The GameCube turned twenty years old this week, so let’s take a look back at the legacy of Nintendo’s little purple box.
Though it sometimes seems to be lost in history between the Nintendo 64 and the Wii, the Nintendo GameCube has an incredible legacy. Originally launched in Japan on September 14, it was an unassuming purple box, less flashy than fellow newcomer Xbox or the incumbent PlayStation 2, with proprietary half-sized discs instead of DVDs. As the console generation went on, the war between Sony and Microsoft took centre stage, and Nintendo continued quietly churning out classics for their modest little platform.
Twenty years later, its controller is still fiercely beloved, with adapters and new peripherals designed to preserve its unique design for modern experiences. Some of its titles are still considered exemplary for their series or genre. So to commemorate its anniversary, join us as we look back at some of the GameCube’s finest titles.
5) Tales of Symphonia (2003)
As Tales of Arise sets sales records for the series in only one week, its GameCube predecessor kicks off our list. Tales of Symphonia, the fifth Tales title, came near the end of a golden age for JRPGs, and broadened the system’s library with an epic 50-hour journey. Namco delivered an incredibly full-featured experience, chock-full of things we might take for granted now—voice acting, action-packed battles with AI support, choices that impact the story and relationships, a New Game Plus mode, and more.
Over the years since its release, Tales of Symphonia has arguably been the series’ best game, only truly challenged for its MetaCritic throne in the last few weeks, by Tales of Arise. Personally, its characters still stand out in my memory many years later, especially Sheena and Kratos.
4) The Legend of Zelda: Wind Waker (2002)
When it was first revealed in the gaming publications of its time, The Legend of Zelda: Wind Waker caused a lot of waves with fans (pun absolutely intended). Its cel-shaded style was a major departure for the series, which hadn’t seen as much variation at that point. Ultimately, it would breathe life into Nintendo’s big adventure franchise, and since then it’s been hard to nail down with one style.
Its initial reception may have been divided, but Wind Waker went on to become a GameCube classic with its sprawling world, naval exploration, and storybook visuals.
3) Metroid Prime (2002)
Speaking of major tonal shifts, Nintendo and Rare seemed to be gambling with a first-person Metroid game, but nearly twenty years later, Metroid Prime is the GameCube’s highest scoring title—holding a 97 critical score on Metacritic. The new perspective worked out for Samus, and its follow-up Metroid Prime 2: Echoes holds a respectable place on the same charts. All the most intense elements of exploration and combat were intensified by stepping into the legendary Power Armour for ourselves, and the series’ signature atmosphere translated well.

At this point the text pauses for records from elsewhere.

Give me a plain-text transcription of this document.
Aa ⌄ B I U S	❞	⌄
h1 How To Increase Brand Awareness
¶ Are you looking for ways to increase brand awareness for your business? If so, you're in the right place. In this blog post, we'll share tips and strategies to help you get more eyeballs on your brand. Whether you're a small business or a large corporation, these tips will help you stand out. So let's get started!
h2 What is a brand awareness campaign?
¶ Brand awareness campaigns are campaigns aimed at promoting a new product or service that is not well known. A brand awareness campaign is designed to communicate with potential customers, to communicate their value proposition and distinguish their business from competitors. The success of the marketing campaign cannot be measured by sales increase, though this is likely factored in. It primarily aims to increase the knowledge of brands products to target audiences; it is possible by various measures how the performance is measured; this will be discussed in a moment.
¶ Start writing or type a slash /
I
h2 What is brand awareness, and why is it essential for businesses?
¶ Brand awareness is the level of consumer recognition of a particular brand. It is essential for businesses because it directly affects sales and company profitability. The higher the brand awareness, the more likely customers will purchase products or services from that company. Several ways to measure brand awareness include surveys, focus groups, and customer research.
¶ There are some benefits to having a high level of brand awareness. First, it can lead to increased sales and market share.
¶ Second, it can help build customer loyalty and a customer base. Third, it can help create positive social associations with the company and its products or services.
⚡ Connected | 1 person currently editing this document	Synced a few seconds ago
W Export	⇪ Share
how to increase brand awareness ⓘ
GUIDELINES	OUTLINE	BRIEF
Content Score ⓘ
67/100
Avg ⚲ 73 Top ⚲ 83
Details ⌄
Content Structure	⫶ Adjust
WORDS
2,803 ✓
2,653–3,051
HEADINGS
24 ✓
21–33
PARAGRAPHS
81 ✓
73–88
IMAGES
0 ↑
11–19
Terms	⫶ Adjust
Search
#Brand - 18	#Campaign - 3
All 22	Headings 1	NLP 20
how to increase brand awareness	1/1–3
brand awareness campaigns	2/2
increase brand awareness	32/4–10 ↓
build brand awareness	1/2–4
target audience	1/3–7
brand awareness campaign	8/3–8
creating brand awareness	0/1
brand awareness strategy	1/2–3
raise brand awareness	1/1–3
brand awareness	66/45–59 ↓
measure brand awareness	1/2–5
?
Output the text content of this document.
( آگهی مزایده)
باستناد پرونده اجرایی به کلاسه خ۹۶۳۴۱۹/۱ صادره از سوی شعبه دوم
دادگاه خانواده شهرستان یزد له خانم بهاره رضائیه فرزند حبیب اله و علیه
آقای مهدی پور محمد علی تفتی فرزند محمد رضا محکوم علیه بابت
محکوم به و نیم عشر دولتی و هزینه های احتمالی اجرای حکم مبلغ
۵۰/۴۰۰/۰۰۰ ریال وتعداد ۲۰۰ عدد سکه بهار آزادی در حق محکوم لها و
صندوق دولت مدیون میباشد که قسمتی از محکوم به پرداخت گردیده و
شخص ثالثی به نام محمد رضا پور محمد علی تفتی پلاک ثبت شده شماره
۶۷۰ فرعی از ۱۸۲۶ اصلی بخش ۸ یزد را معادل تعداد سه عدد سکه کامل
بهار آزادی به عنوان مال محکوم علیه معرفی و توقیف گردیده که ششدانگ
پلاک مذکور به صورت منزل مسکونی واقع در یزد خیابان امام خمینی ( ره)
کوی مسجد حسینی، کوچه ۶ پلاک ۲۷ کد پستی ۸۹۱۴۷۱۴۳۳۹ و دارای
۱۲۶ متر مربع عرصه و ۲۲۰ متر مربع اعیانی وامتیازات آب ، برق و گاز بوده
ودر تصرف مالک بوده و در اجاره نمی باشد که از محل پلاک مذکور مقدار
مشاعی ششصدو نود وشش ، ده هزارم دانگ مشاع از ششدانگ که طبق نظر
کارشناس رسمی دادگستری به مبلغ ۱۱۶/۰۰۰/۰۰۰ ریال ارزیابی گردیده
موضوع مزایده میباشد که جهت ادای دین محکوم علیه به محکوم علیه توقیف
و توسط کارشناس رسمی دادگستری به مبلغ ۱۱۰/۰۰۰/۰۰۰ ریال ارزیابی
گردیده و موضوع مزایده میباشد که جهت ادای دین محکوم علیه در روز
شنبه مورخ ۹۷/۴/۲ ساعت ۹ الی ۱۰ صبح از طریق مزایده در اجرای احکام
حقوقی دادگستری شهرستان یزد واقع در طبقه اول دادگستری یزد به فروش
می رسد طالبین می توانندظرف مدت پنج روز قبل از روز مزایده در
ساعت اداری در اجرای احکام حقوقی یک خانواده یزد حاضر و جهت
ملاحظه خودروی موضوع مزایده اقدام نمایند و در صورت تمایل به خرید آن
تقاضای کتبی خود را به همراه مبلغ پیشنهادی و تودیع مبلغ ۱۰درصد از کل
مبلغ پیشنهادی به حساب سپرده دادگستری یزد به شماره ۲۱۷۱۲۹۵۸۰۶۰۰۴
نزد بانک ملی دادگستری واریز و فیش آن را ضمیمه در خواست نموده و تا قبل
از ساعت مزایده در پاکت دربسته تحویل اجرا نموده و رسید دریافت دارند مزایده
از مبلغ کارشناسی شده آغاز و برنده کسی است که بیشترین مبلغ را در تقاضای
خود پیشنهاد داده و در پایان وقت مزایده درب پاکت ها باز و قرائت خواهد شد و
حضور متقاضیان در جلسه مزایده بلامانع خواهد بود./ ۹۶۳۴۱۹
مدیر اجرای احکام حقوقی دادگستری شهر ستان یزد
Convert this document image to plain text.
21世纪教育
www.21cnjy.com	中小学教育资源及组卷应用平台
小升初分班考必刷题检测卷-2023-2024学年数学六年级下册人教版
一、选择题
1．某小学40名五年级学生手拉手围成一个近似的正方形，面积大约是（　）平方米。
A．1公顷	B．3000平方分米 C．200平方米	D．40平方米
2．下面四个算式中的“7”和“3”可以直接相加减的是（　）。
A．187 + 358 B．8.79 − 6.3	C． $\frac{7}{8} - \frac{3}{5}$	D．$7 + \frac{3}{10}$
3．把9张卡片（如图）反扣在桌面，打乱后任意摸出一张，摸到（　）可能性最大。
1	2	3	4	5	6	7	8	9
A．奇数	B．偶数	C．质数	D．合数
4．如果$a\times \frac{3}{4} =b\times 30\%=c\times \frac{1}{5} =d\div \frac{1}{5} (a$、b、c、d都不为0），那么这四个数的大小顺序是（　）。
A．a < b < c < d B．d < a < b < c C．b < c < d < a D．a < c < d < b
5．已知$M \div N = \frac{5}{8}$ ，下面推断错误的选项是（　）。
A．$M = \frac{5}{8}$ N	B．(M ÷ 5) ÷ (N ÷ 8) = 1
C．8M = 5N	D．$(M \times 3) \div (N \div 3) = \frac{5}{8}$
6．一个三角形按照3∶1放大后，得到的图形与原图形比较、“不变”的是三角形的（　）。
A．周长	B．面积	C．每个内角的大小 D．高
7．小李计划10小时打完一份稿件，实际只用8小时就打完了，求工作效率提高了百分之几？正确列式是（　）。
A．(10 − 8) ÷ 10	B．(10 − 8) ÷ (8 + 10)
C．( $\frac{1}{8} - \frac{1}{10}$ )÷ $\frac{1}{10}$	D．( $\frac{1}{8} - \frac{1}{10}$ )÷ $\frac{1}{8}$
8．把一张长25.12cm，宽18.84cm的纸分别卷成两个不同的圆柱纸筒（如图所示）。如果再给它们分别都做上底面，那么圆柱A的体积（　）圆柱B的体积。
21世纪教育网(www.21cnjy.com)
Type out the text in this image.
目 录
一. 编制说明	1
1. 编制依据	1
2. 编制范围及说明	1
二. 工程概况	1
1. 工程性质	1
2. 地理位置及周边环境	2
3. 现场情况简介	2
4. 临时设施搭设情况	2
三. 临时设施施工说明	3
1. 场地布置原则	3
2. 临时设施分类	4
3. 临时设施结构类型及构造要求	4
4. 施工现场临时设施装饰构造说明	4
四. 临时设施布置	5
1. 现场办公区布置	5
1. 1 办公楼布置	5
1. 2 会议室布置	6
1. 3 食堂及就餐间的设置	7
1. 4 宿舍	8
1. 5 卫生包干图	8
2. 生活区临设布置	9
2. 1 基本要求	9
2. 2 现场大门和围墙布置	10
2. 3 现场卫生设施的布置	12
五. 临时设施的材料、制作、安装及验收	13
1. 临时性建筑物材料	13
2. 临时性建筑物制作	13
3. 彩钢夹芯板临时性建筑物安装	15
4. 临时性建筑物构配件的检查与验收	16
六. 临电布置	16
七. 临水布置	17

It also featured compatibility with the GameBoy Advance link cable, allowing players to link their copies of Metroid Prime and Metroid Fusion and unlock Samus’ new suit and an emulated version of the NES original. In a way, this was a predecessor of Amiibo functionality.
2) Resident Evil 4 (2005)
If we’re comparing Metacritic scores, players have voted Resident Evil 4 the GameCube’s best title with a 9.2 score—tied currently with the original Resident Evil remake. Once a PlayStation mainstay, Resident Evil slowly trickled over to Nintendo’s camp, first with N64 ports, then original entries on GameCube. Resident Evil 0, and the ground-up remake of the first game, arrived in 2002, but Resident Evil 4 made a much bigger splash.
In a departure from the series’ prior formula, the fourth main game traded the familiar locales of Raccoon City and shifted to a single protagonist, Leon. It also put the camera over his shoulder, instead of fixed locations as in previous games, and swapped brainless zombies for more sentient, weapon-wielding foes. To this day, Resident Evil 4 is often cited not only as the best game in the series, or on the GameCube, but as one of the best games of the decade, period.
1) Super Smash Bros. Melee (2001)
If any GameCube game still holds relevance today, it’s probably a tie between RE4 and Super Smash Bros. Melee. Though there’s a great modern successor with built-in network play, Melee remains the top choice for most dedicated Smash fans, with substantial physical tournaments taking place even now in 2021—and also online, much to Nintendo’s legal chagrin, with online mods.
Esport legacy aside, Melee was an absolute beast. It launched mere weeks after the GameCube itself in North America, essentially making it a launch title at the peak of the holiday shopping season. Utilizing the system’s four controller ports and a game engine that accommodates players at most skill levels, it showcased the party and couch-play potential of Nintendo’s new console. And through it all, there was a staggering amount of content to unlock, especially for completionists. The zany action and celebration of Nintendo’s history to-date infused it all with undeniable charm.
Of course, one of the GameCube’s best contributions to gaming was its classic startup jingle. (Did you know there were two alternate versions you could trigger by holding down the Z button?)
It’s hard to narrow down such a solid library to only five selections—did your favourite GameCube game make our list?